吴华是郡守夫人的弟弟,黄大雨当然认识,可他绝不敢说,只颤抖着否认:“不认识。”
陆昭瑾惋惜道:“看来阁下真是不见棺材不落泪。”
黄大雨听到这话还没反应过来右腿便传来一股剧痛,有人在踩碾着他的瘸腿,他不由得撕心裂肺的大叫。
陆昭瑾道:“帮阁下回忆一下断腿时的痛,免得阁下忘了,好了,接下来便是另一只了,啊,不对,要打断了才能回忆,下手吧。”
黄大雨惊慌着道:“你,你敢!”
旁边的卢二才不管什么敢不敢的,直接开始下手,黄大雨本就是个贪生怕死的,他一只腿已经瘸了,不能再瘸另一只,当下再也不管什么三七二十一。
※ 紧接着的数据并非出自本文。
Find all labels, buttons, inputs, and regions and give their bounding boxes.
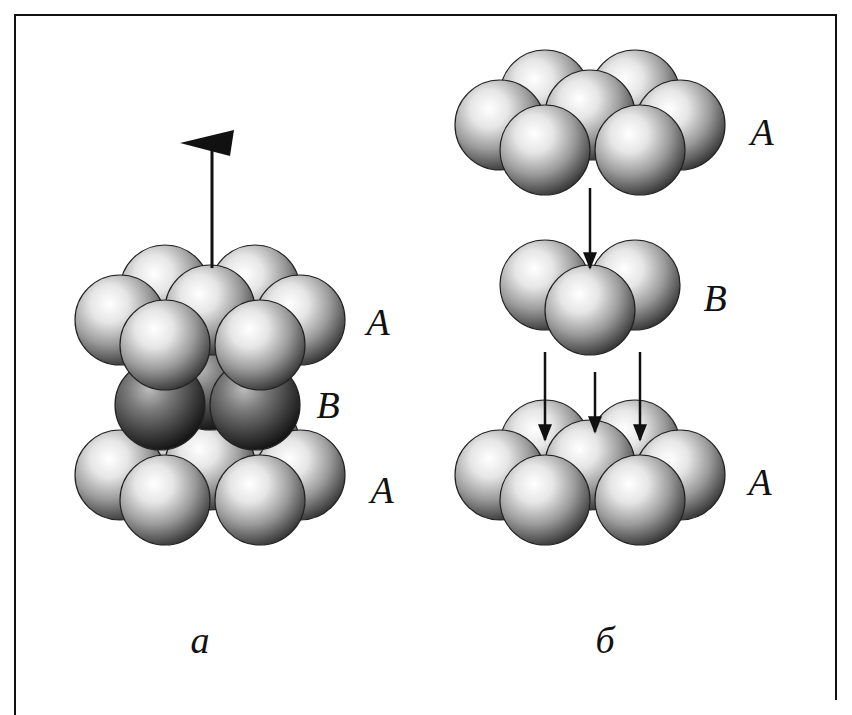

连连开口求饶:“我说!我说!只要您放了我,我什么都说!”
陆昭瑾挥手示意卢二放开他,淡声道:“在下耐心有限,阁下最好别再想着耍什么花招了,否则,下一次可没有这么好说话了。”
黄大雨连连点头道:“吴华是郡守夫人的弟弟,我是在赌场上和他认识的,当时他把钱全都赌输了,不敢回家,我有意讨好,便请他喝酒吃饭,带他回了家里住,一来二去便熟悉了。”
“后来有一日,他来找我,兴奋的说要带我做一笔大生意,我兴高采烈的问他是什么大生意,他却笑而不语,只说带我去个好地方。”
“我随他去了之后,便见到了几大库房堆成山的粮食,便疑惑问他那些粮食是从哪里来的。”
说到此处,黄大雨顿了顿,咽了口唾沫道:“他说,说是让我不必问那么多,只管跟着他做生意,看在我帮过他的份上,把那些粮食卖出去他就分我一成。”